Q34 of 37 · API testing
How would you build performance tests on top of your existing functional API test framework?
Short answer
Short answer: Reuse the functional auth, fixtures, and helpers, but call them from a load tool (k6, Locust, JMeter). Treat performance as a separate suite with separate SLAs (p95 < 500ms, error rate < 0.1%). Don't reuse functional assertions — performance tests assert on response time, not response correctness.
Detail
Functional and performance tests share request-shaping logic (auth, payloads) but diverge on assertion intent: functional asserts on correctness, performance on response time and throughput.

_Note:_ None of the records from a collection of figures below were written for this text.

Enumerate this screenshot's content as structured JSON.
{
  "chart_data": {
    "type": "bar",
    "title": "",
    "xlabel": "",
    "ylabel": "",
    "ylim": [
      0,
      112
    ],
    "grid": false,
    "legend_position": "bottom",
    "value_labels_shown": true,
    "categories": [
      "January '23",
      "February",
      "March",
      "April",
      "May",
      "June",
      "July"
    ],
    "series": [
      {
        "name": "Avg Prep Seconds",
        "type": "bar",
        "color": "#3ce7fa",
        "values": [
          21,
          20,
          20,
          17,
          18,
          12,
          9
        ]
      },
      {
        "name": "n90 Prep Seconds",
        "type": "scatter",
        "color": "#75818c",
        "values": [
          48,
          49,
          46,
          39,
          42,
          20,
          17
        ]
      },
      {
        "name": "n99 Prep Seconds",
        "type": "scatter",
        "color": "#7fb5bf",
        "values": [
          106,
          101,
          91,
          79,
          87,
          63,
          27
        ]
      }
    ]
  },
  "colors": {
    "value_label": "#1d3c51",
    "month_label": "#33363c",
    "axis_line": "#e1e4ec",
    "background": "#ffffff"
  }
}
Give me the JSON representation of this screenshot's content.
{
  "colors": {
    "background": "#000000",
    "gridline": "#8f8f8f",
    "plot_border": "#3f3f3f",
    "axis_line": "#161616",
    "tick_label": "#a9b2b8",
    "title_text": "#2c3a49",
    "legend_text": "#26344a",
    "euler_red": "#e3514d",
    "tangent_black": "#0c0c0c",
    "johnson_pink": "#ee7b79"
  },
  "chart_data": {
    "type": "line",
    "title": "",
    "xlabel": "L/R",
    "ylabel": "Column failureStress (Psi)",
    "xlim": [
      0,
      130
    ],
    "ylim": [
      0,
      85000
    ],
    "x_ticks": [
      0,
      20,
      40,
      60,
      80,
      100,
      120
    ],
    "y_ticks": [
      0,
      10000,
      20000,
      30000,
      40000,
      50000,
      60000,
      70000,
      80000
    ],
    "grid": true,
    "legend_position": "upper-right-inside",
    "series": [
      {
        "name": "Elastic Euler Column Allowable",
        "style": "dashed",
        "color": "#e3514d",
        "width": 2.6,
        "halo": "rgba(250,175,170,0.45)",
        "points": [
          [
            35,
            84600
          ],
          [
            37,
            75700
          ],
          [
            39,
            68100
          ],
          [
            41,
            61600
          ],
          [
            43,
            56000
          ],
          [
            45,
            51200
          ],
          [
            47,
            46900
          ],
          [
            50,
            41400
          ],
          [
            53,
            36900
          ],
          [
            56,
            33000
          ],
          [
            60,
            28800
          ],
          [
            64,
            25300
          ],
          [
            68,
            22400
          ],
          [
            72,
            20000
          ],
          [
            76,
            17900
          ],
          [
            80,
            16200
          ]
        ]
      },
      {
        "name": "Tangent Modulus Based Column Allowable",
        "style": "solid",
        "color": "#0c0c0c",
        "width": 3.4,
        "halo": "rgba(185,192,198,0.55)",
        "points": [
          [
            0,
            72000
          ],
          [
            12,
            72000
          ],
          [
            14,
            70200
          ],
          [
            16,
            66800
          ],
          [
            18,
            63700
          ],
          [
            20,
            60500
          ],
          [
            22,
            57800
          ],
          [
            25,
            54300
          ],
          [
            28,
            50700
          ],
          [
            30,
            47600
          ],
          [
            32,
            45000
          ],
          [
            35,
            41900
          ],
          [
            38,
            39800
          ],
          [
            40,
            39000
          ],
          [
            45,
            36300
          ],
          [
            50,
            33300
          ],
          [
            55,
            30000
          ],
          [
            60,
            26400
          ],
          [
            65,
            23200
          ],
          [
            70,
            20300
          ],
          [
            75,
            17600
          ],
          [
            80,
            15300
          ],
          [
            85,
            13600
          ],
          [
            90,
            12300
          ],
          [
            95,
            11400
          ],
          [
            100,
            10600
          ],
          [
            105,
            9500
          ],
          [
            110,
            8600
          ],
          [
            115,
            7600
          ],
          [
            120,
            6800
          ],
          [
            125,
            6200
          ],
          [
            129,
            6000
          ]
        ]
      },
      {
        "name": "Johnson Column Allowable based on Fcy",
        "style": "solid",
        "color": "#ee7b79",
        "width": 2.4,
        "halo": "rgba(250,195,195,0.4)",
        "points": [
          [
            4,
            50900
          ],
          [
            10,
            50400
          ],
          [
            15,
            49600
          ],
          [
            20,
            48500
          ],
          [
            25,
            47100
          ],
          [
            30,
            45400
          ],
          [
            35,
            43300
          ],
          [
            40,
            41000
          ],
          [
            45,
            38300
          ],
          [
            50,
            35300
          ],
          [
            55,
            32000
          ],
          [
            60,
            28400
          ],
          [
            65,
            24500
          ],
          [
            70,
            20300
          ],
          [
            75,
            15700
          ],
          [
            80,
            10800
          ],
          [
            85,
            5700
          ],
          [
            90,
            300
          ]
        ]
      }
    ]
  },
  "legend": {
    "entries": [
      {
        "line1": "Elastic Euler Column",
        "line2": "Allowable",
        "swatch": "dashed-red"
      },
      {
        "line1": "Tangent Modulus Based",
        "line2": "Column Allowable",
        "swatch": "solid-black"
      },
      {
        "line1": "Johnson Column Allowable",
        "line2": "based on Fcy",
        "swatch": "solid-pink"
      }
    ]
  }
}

Building on the functional suite saves duplicate work without conflating concerns.
The reuse boundary:
- Reuse: auth helpers, fixture builders, request payloads, base URLs.
- Don't reuse: functional assertions, per-test setup/teardown.
In Playwright + k6:
// shared/payloads.ts — used by both
export const sampleOrderPayload = (suffix: number) => ({
items: [{ sku: 'SKU-1', qty: 1 }],
customerEmail: `load-${suffix}@test`,
});
// k6 script
import http from 'k6/http';
import { check } from 'k6';
import { sampleOrderPayload, getToken } from './shared/load.js';
export const options = {
scenarios: {
steady: { executor: 'constant-arrival-rate', rate: 100, duration: '5m', preAllocatedVUs: 50 },
},
thresholds: {
http_req_duration: ['p(95)<500', 'p(99)<1000'],
http_req_failed: ['rate<0.001'],
},
};
export function setup() {
return { token: getToken() };
}
export default function (data) {
const res = http.post(`${__ENV.BASE_URL}/orders`,
JSON.stringify(sampleOrderPayload(__VU)), {
headers: {
Authorization: `Bearer ${data.token}`,
'Content-Type': 'application/json',
},
});
check(res, { '201': (r) => r.status === 201 });
}
SLAs as test thresholds:
- p95 latency < 500ms.
- p99 latency < 1000ms.
- Error rate < 0.1%.
- Throughput at target load >= 100 req/s.
If thresholds fail, k6 exits non-zero; CI fails the build. This makes performance regressions detectable.
Test scenarios to run:
- Steady load — sustained target rate for 5-10 minutes. Catches "fine for 1 minute, dies at 5."
- Ramp-up — 0 → target over 5 minutes. Catches scale-out / caching cold-start issues.
- Spike — instant 5x load. Tests rate limits, queue depth, autoscaling response.
- Soak — target load for 1 hour. Catches memory leaks, connection pool exhaustion.
- Stress — increase load until failure. Tells you the actual ceiling.
What to monitor while tests run:
- Server-side metrics (CPU, memory, DB connections, queue depth).
- Database query times, slow query log.
- Cache hit rates.
- Tail latency (p99.9, max) — averages hide everything important.
Where to run:
- Dedicated perf environment, sized like production.
- Don't run perf tests against shared staging — you'll affect other tests.
- Don't run against prod unless you have a clear plan and capacity headroom.
Cadence:
- Smoke perf test (1 minute, low load) on PR — catches obvious regressions.
- Full perf suite weekly or before release.
- Soak tests monthly.
Anti-patterns:
- Asserting on individual response correctness in load tests. The point is throughput; correctness is the functional suite's job.
- Running perf tests with too few virtual users — bottlenecks shift. 1 user shows server CPU; 100 users show queueing.
- Treating perf as one-off ("we did a perf test in Q1"). Performance regresses silently; periodic re-runs are non-negotiable.
The senior signal: reusing functional building blocks, separating concerns (functional = correctness; perf = throughput), and treating thresholds as build-blocking.